WHAT IS ANISOMETROPIA?
Anisometropia is when the two eyes have a different refractive power (glasses prescription), so there is unequal focus between the two eyes without glasses. This is often due to one eye having a slightly different shape or size from the other causing unequal curving (astigmatism), unequal far-sightedness (hyperopia), or unequal near-sightedness (myopia).
WHY IS THIS A PROBLEM FOR MY CHILD?
Anisometropia can cause amblyopia (lazy eye) in young children because the brain tells the eyes to focus the same amount in each eye. If the eyes do not have the same refractive power (glasses prescription), one of the eyes will be blurry compared to the other. The brain is then not able to use the eyes together. The brain will pick the eye that has clearest vision or easier time focusing. The eye with the blurry vision will be ignored and will not develop a good connection to the brain. This leads to permanent poor vision in that eye, if it is not treated (amblyopia).
HOW DO I KNOW IF MY CHILD HAS ANISOMETROPIA?
Unless your child has a crossing or wandering eye, you will likely not know that one eye doesn’t see well. There are no outward signs, as children most often have both eyes open, see very well using one eye, and do not notice that one eye sees better than the other. It is most often found by a school vision screen or by your pediatrician with vision testing. Sometimes, if the anisometropia is severe, your child’s eye may drift in or out.
WHEN SHOULD MY CHILD BE CHECKED FOR LAZY EYE?
Ideally, we would want to find and start treating anisometropia by 3-4 years of age or during preschool (and even younger when possible). If you are concerned, please talk to your pediatrician or pediatric ophthalmologist about screening your child for anisometropia.
WHAT IS THE TREATMENT?
The first step is fixing the difference between the eyes with glasses (or contact lenses in certain cases). This may be all the brain needs to start using both eyes together, but the glasses/contact(s) must be worn as instructed, usually all day. If the vision in the “lazy” eye has not improved enough with the glasses/contact(s) alone, you will need to force the brain to pay attention to the weak eye so that vision improves. This can be done by covering or patching the stronger eye, using a drop to blur the vision in the stronger eye, or by using filters over the glasses.
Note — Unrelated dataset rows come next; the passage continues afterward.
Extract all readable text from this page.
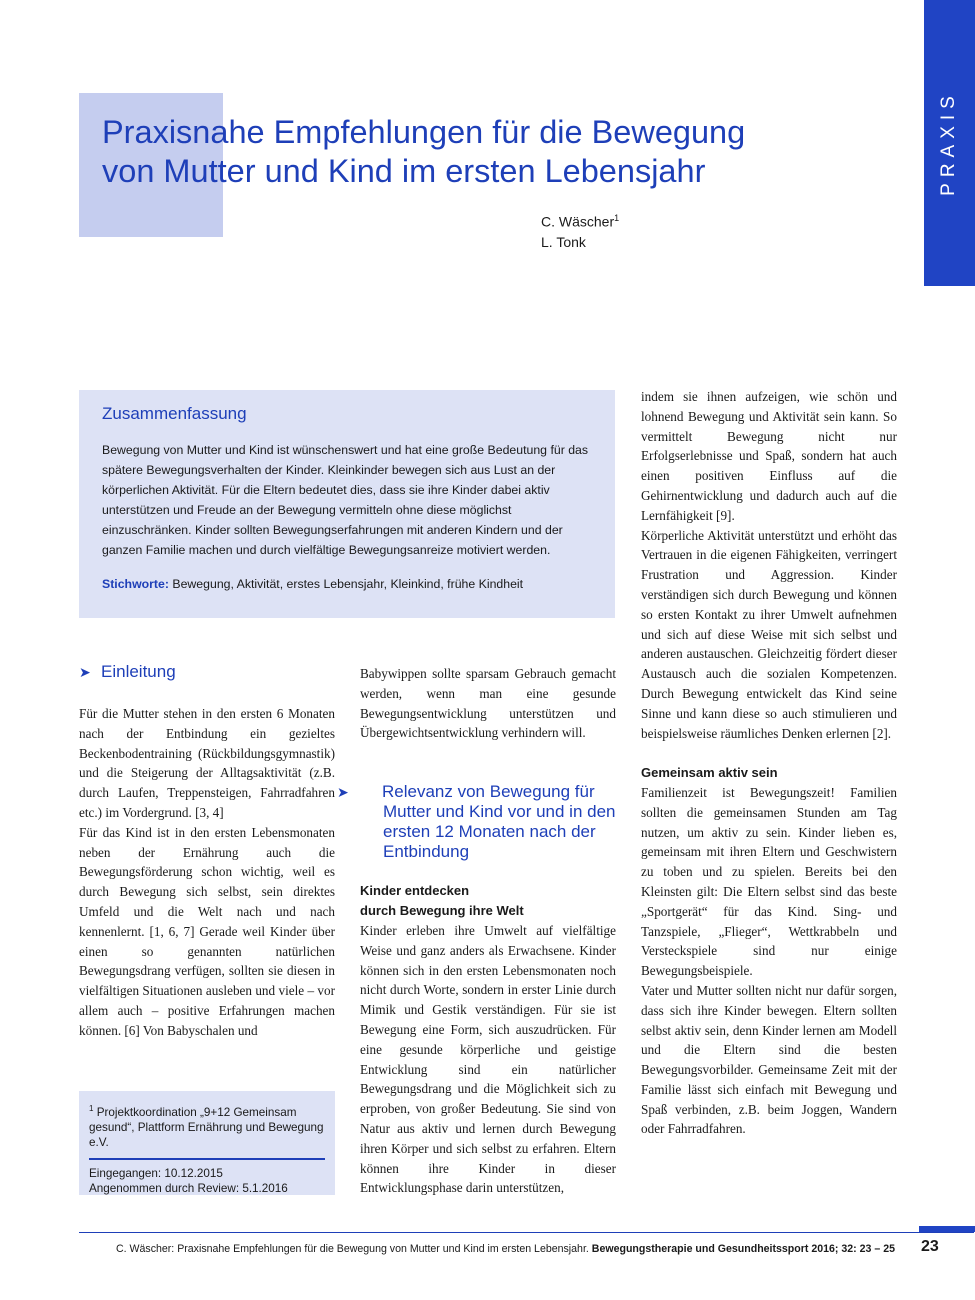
Praxisnahe Empfehlungen für die Bewegung
von Mutter und Kind im ersten Lebensjahr
C. Wäscher$^1$
L. Tonk
PRAXIS
Zusammenfassung

Bewegung von Mutter und Kind ist wünschenswert und hat eine große Bedeutung für das spätere Bewegungsverhalten der Kinder. Kleinkinder bewegen sich aus Lust an der körperlichen Aktivität. Für die Eltern bedeutet dies, dass sie ihre Kinder dabei aktiv unterstützen und Freude an der Bewegung vermitteln ohne diese möglichst einzuschränken. Kinder sollten Bewegungserfahrungen mit anderen Kindern und der ganzen Familie machen und durch vielfältige Bewegungsanreize motiviert werden.

Stichworte: Bewegung, Aktivität, erstes Lebensjahr, Kleinkind, frühe Kindheit

➤ Einleitung

Für die Mutter stehen in den ersten 6 Monaten nach der Entbindung ein gezieltes Beckenbodentraining (Rückbildungsgymnastik) und die Steigerung der Alltagsaktivität (z.B. durch Laufen, Treppensteigen, Fahrradfahren etc.) im Vordergrund. [3, 4]

Für das Kind ist in den ersten Lebensmonaten neben der Ernährung auch die Bewegungsförderung schon wichtig, weil es durch Bewegung sich selbst, sein direktes Umfeld und die Welt nach und nach kennenlernt. [1, 6, 7] Gerade weil Kinder über einen so genannten natürlichen Bewegungsdrang verfügen, sollten sie diesen in vielfältigen Situationen ausleben und viele – vor allem auch – positive Erfahrungen machen können. [6] Von Babyschalen und

Babywippen sollte sparsam Gebrauch gemacht werden, wenn man eine gesunde Bewegungsentwicklung unterstützen und Übergewichtsentwicklung verhindern will.

➤ Relevanz von Bewegung für Mutter und Kind vor und in den ersten 12 Monaten nach der Entbindung
Kinder entdecken
durch Bewegung ihre Welt

Kinder erleben ihre Umwelt auf vielfältige Weise und ganz anders als Erwachsene. Kinder können sich in den ersten Lebensmonaten noch nicht durch Worte, sondern in erster Linie durch Mimik und Gestik verständigen. Für sie ist Bewegung eine Form, sich auszudrücken. Für eine gesunde körperliche und geistige Entwicklung sind ein natürlicher Bewegungsdrang und die Möglichkeit sich zu erproben, von großer Bedeutung. Sie sind von Natur aus aktiv und lernen durch Bewegung ihren Körper und sich selbst zu erfahren. Eltern können ihre Kinder in dieser Entwicklungsphase darin unterstützen,

indem sie ihnen aufzeigen, wie schön und lohnend Bewegung und Aktivität sein kann. So vermittelt Bewegung nicht nur Erfolgserlebnisse und Spaß, sondern hat auch einen positiven Einfluss auf die Gehirnentwicklung und dadurch auch auf die Lernfähigkeit [9].

Körperliche Aktivität unterstützt und erhöht das Vertrauen in die eigenen Fähigkeiten, verringert Frustration und Aggression. Kinder verständigen sich durch Bewegung und können so ersten Kontakt zu ihrer Umwelt aufnehmen und sich auf diese Weise mit sich selbst und anderen austauschen. Gleichzeitig fördert dieser Austausch auch die sozialen Kompetenzen. Durch Bewegung entwickelt das Kind seine Sinne und kann diese so auch stimulieren und beispielsweise räumliches Denken erlernen [2].

Gemeinsam aktiv sein

Familienzeit ist Bewegungszeit! Familien sollten die gemeinsamen Stunden am Tag nutzen, um aktiv zu sein. Kinder lieben es, gemeinsam mit ihren Eltern und Geschwistern zu toben und zu spielen. Bereits bei den Kleinsten gilt: Die Eltern selbst sind das beste „Sportgerät“ für das Kind. Sing- und Tanzspiele, „Flieger“, Wettkrabbeln und Versteckspiele sind nur einige Bewegungsbeispiele.

Vater und Mutter sollten nicht nur dafür sorgen, dass sich ihre Kinder bewegen. Eltern sollten selbst aktiv sein, denn Kinder lernen am Modell und die Eltern sind die besten Bewegungsvorbilder. Gemeinsame Zeit mit der Familie lässt sich einfach mit Bewegung und Spaß verbinden, z.B. beim Joggen, Wandern oder Fahrradfahren.

$^1$ Projektkoordination „9+12 Gemeinsam gesund“, Plattform Ernährung und Bewegung e.V.
Eingegangen: 10.12.2015
Angenommen durch Review: 5.1.2016
C. Wäscher: Praxisnahe Empfehlungen für die Bewegung von Mutter und Kind im ersten Lebensjahr. Bewegungstherapie und Gesundheitssport 2016; 32: 23 – 25 23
WILL THIS EVER GET BETTER?
A child’s glasses prescription does change as he or she grows, but the difference between the two eyes may still be there even as they get older. In general, the treatment to improve the brain-eye connection works better if the child is treated at a younger age. The final vision depends greatly on a child’s age when treatment is started, whether treatment is done as recommended, and how the glasses prescription changes over time. Some children may outgrow their need for glasses/contact(s), while many others will have a lifelong need for glasses.